The change came as a result of a vote in County Commission. They approved it with a unanimous decision. But not without debate.
Commissioner Terry Roland sponsored the resolution to send deputies off in to retirement with their guns — the ones they've used their whole careers.
"They passed it last year in the General Assembly and the new law says with a super majority of the County Commission we can vote to let them have their service weapon upon retirement," Roland said. "Supporting them by giving them service weapon I think is just a common sense decision."
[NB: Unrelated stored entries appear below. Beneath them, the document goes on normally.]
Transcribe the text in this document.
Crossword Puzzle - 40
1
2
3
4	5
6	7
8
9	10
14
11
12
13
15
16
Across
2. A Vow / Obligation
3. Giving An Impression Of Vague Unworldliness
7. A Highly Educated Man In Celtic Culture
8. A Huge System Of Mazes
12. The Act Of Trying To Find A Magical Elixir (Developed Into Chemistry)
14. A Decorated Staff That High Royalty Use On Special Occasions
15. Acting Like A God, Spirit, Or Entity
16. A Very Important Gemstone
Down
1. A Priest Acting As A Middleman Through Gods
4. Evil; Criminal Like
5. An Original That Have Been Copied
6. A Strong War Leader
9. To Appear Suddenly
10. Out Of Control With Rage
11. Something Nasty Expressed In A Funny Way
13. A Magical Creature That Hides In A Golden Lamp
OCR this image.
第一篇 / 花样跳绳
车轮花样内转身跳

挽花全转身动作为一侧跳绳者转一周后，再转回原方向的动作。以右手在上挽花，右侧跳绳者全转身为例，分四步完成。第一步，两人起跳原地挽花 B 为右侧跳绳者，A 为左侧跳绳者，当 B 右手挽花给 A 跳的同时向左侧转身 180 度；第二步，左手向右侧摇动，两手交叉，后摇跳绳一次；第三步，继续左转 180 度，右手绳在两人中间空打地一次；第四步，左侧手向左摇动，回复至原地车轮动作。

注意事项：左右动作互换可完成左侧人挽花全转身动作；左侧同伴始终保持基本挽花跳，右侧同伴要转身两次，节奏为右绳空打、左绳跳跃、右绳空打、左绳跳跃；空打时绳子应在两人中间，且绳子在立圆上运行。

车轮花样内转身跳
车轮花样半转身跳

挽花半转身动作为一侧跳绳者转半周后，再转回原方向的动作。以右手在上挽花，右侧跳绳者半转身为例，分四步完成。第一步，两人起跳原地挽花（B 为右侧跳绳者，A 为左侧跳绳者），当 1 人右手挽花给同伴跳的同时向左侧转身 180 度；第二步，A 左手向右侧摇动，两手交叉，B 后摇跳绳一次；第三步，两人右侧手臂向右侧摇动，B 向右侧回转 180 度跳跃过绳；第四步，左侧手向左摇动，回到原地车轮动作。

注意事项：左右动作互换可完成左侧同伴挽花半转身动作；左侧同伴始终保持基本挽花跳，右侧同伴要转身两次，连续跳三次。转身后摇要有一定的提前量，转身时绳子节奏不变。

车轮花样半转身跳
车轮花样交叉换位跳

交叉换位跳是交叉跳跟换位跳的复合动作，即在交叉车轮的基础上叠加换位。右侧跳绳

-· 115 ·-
But Commissioner Mark Billingsley tells me he had reservations before voting for it. He says he wanted to make sure retired deputies will have to renew their certification annually.
The guns will also be registered to the individuals rather than the county.
Others we spoke with had concerns too.
"That`s a bad idea," said Norvell Armstrong. "So many guns around, people getting killed for nothing."
But in general, people seem to trust retired law enforcement.
"I think it's what they want," said Marquisha Oliver.
"They had that their entire life. I think they deserve to keep it," Brooke Williams said.
Officials say the gun will replace another gift, the watches that were given to retirees.
"It'll end up costing the same as the watches did, so between $3,000-7,000 in the past," county sheriff's spokesman Earle Farrell said.
Roland said he thinks the change is well worth the switch.
"If you carry a gun for 30 years you wanna keep that gun. You've had that on your side for 30 years."